A wild configuration - Domino on Ubuntu Deskop 26.04 live USB stick boot with persistent mode
Daniel Nashed – 20 January 2026 00:41:22
This evening I have been playing this with the Ubuntu Dekstop live ISO booted from USB and tried to see how far I can get.
This was a learning experience about the components involved. But some of it for sure will get refined over time.
The special part of this is that this is a booted from USB environment. Not a USB drive that is used to automatically install Ubuntu on a machine.
I have played with auto installing Ubuntu via USB earlier. But this is a different scenario.
The notebook is untouched. And yes all the standard Linux desktop functionality works as well.
Like using the browser to access a local or remote server via HCL Nomad.
Ubuntu 26.04 LTS (Resolute Raccoon) Beta
To see how stable it already is, I downloaded the latest ISO for Ubuntu 26.04 and copied it to a USB stick using RUFUS.
The official released version would be 24.04 LTS.
https://releases.ubuntu.com/26.04-snapshot1/
Ubuntu Desktop Live ISO
I first looked into how I can boot the live Desktop variant on my Thinkpad.
Without any modification the current beta of the ISO downloaed (5.3 GB) worked like a charm.
Ubuntu Persistent data mode
But that does not persist any data. So I told RUFUS to keep 200 GB of my 256 GB USB stick for data. That's a simple change when writing the ISO by specifying the preserve space.
Booting with a persistent data location I get a /cow volume of 200 GB assigned after booting the Ubuntu from USB stick. All changes are going into the copy on write file-system automatically.
When I reboot all my data is still available!
Running Docker
I had to try out if I can get Docker working. I could download images, but I could not start them.
Docker will not work because it can't use the file-system.
The file-system is already virtual. And Docker uses a similar mechanism.
I could have reserved extra space on the USB stick.
Instead I could have added another USB stick or drive.
But I came up with another wild idea because I did not want to redo my USB stick and I did not want to add another one ...
Trick: Leverage /dev/shm
My notebook has 32GB of RAM. By default half of the memory is available as a tempfs at /dev/shm.
Max 16 GB memory is fine for the images and volumes for a small Domino test server.
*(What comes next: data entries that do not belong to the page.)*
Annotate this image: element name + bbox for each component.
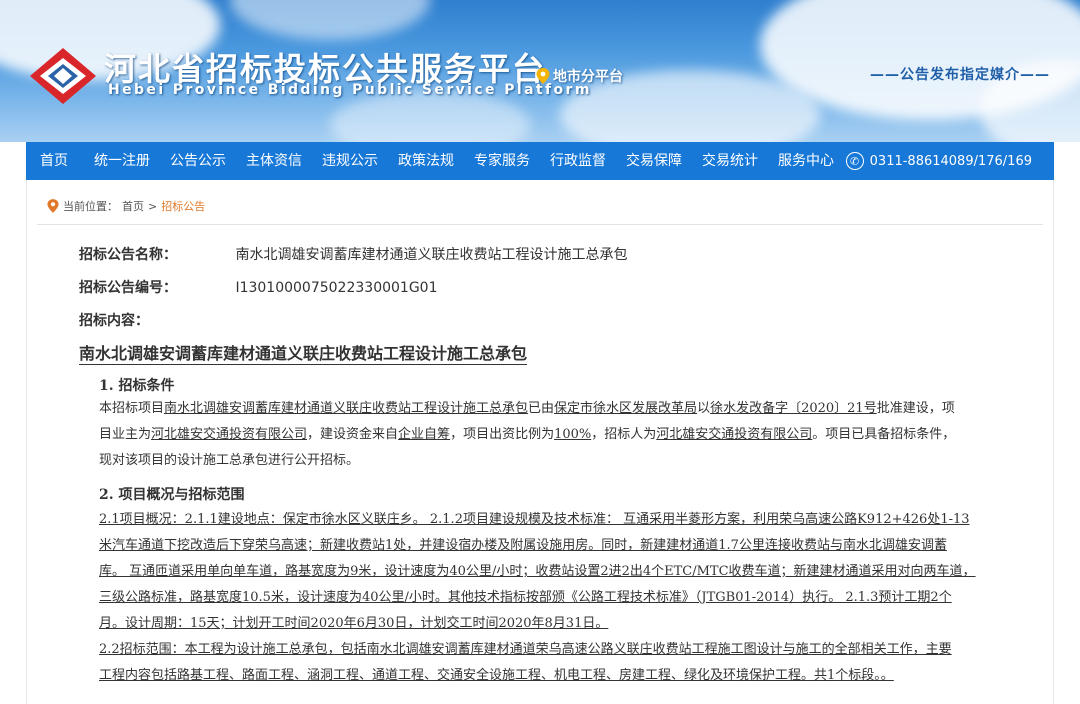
field-label: 招标公告名称： (79, 247, 177, 263)
breadcrumb-current[interactable]: 招标公告 (161, 198, 205, 214)
cloud-decoration (230, 0, 430, 40)
paragraph-line: 目业主为河北雄安交通投资有限公司，建设资金来自企业自筹，项目出资比例为100%，… (99, 427, 956, 442)
nav-item-service-center[interactable]: 服务中心 (768, 142, 844, 180)
paragraph-line: 工程内容包括路基工程、路面工程、涵洞工程、通道工程、交通安全设施工程、机电工程、… (99, 668, 894, 683)
nav-item-credit[interactable]: 主体资信 (236, 142, 312, 180)
paragraph-line: 2.2招标范围：本工程为设计施工总承包，包括南水北调雄安调蓄库建材通道荣乌高速公… (99, 642, 952, 657)
platform-logo-icon[interactable] (28, 46, 98, 106)
city-platform-label: 地市分平台 (553, 69, 623, 85)
paragraph-line: 米汽车通道下挖改造后下穿荣乌高速；新建收费站1处，并建设宿办楼及附属设施用房。同… (99, 538, 947, 553)
field-value: 南水北调雄安调蓄库建材通道义联庄收费站工程设计施工总承包 (235, 247, 628, 263)
breadcrumb-home[interactable]: 首页 (122, 198, 144, 214)
nav-item-statistics[interactable]: 交易统计 (692, 142, 768, 180)
nav-item-policies[interactable]: 政策法规 (388, 142, 464, 180)
field-content: 招标内容： (79, 310, 231, 330)
site-subtitle: Hebei Province Bidding Public Service Pl… (108, 82, 592, 98)
breadcrumb: 当前位置： 首页 > 招标公告 (47, 198, 205, 214)
document-title: 南水北调雄安调蓄库建材通道义联庄收费站工程设计施工总承包 (79, 344, 528, 365)
nav-item-guarantee[interactable]: 交易保障 (616, 142, 692, 180)
nav-item-violations[interactable]: 违规公示 (312, 142, 388, 180)
location-pin-icon (47, 199, 59, 213)
section-heading: 2. 项目概况与招标范围 (99, 487, 245, 503)
phone-icon: ✆ (845, 152, 864, 170)
nav-item-home[interactable]: 首页 (26, 142, 84, 180)
main-nav: 首页 统一注册 公告公示 主体资信 违规公示 政策法规 专家服务 行政监督 交易… (26, 142, 1054, 180)
hotline-number: 0311-88614089/176/169 (869, 153, 1032, 169)
content-panel: 当前位置： 首页 > 招标公告 招标公告名称： 南水北调雄安调蓄库建材通道义联庄… (26, 180, 1054, 704)
section-paragraph: 2.1项目概况：2.1.1建设地点：保定市徐水区义联庄乡。 2.1.2项目建设规… (99, 507, 1029, 689)
nav-item-register[interactable]: 统一注册 (84, 142, 160, 180)
section-paragraph: 本招标项目南水北调雄安调蓄库建材通道义联庄收费站工程设计施工总承包已由保定市徐水… (99, 396, 1029, 474)
field-label: 招标内容： (79, 313, 149, 329)
paragraph-line: 2.1项目概况：2.1.1建设地点：保定市徐水区义联庄乡。 2.1.2项目建设规… (99, 512, 970, 527)
city-platform-link[interactable]: 地市分平台 (536, 66, 623, 86)
field-announcement-code: 招标公告编号： I1301000075022330001G01 (79, 277, 437, 297)
location-pin-icon (536, 68, 550, 84)
paragraph-line: 月。设计周期：15天；计划开工时间2020年6月30日，计划交工时间2020年8… (99, 616, 609, 631)
field-announcement-name: 招标公告名称： 南水北调雄安调蓄库建材通道义联庄收费站工程设计施工总承包 (79, 244, 627, 264)
nav-item-experts[interactable]: 专家服务 (464, 142, 540, 180)
paragraph-line: 三级公路标准，路基宽度10.5米，设计速度为40公里/小时。其他技术指标按部颁《… (99, 590, 952, 605)
field-value: I1301000075022330001G01 (235, 280, 438, 296)
breadcrumb-separator: > (148, 199, 158, 213)
breadcrumb-prefix: 当前位置： (63, 200, 118, 213)
nav-item-announcements[interactable]: 公告公示 (160, 142, 236, 180)
paragraph-line: 库。 互通匝道采用单向单车道，路基宽度为9米，设计速度为40公里/小时；收费站设… (99, 564, 976, 579)
paragraph-line: 本招标项目南水北调雄安调蓄库建材通道义联庄收费站工程设计施工总承包已由保定市徐水… (99, 401, 955, 416)
divider (37, 224, 1043, 225)
media-note: ——公告发布指定媒介—— (870, 67, 1050, 83)
site-header: 河北省招标投标公共服务平台 Hebei Province Bidding Pub… (0, 0, 1080, 142)
field-label: 招标公告编号： (79, 280, 177, 296)
hotline: ✆ 0311-88614089/176/169 (845, 152, 1032, 170)
nav-item-supervision[interactable]: 行政监督 (540, 142, 616, 180)
paragraph-line: 现对该项目的设计施工总承包进行公开招标。 (99, 453, 360, 468)
section-heading: 1. 招标条件 (99, 378, 175, 394)
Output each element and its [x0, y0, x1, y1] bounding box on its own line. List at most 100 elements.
I pointed Dock and containerd to sub directories in /dev/shm for it's data.
Yes the data will be gone when I reboot. But it is pretty fast. All Docker I/O is in RAM :-)
It's just for testing and I can download the base images and build the container image when I reboot my machine.
Instead of using a Docker volume I pointer my Docker container to /dev/shm/local as well.
The result was a freaking fast Domino server. Once the data was cached, catalog.nsf was updated in a second.
Domino Backup also completed in a second as soon the data was cached.
Conclusion / What to learn from it
This was a pretty fun experience. And there is a lot to learn from it about the individual components. The setup is really quick once you know what to do. Because a lot of it is in RAM it is pretty fast.
No I would probably use this for a Docker workshop probably. But it would be possible to just give out prepared USB sticks if a notebook is allowed to be booted with Ubuntu.
Ubuntu comes with the right signatures to be booted on a Windows 11 machine without any issues. No modification to secure boot is needed (and it would be a disaster if you change it, because you would break your Windows 11).
Pointing Docker and containerd to /dev/shm was a wild trick. But everything else was really out of the box and would just work with adding persistent space to a USB stick using RUFUS.
References and further reading
On Windows RUFUS is really the tool of choice. If you already have a Ubuntu machine, there are also other options.
https://documentation.ubuntu.com/desktop/en/latest/how-to/create-a-bootable-usb-stick
The documentation also mentions RUFUS on Windows. But there is no persistence explained in this tutorial.
But that's pretty simple. You just need to slide the space that should be reserved on the RUFUS menu to provide some space.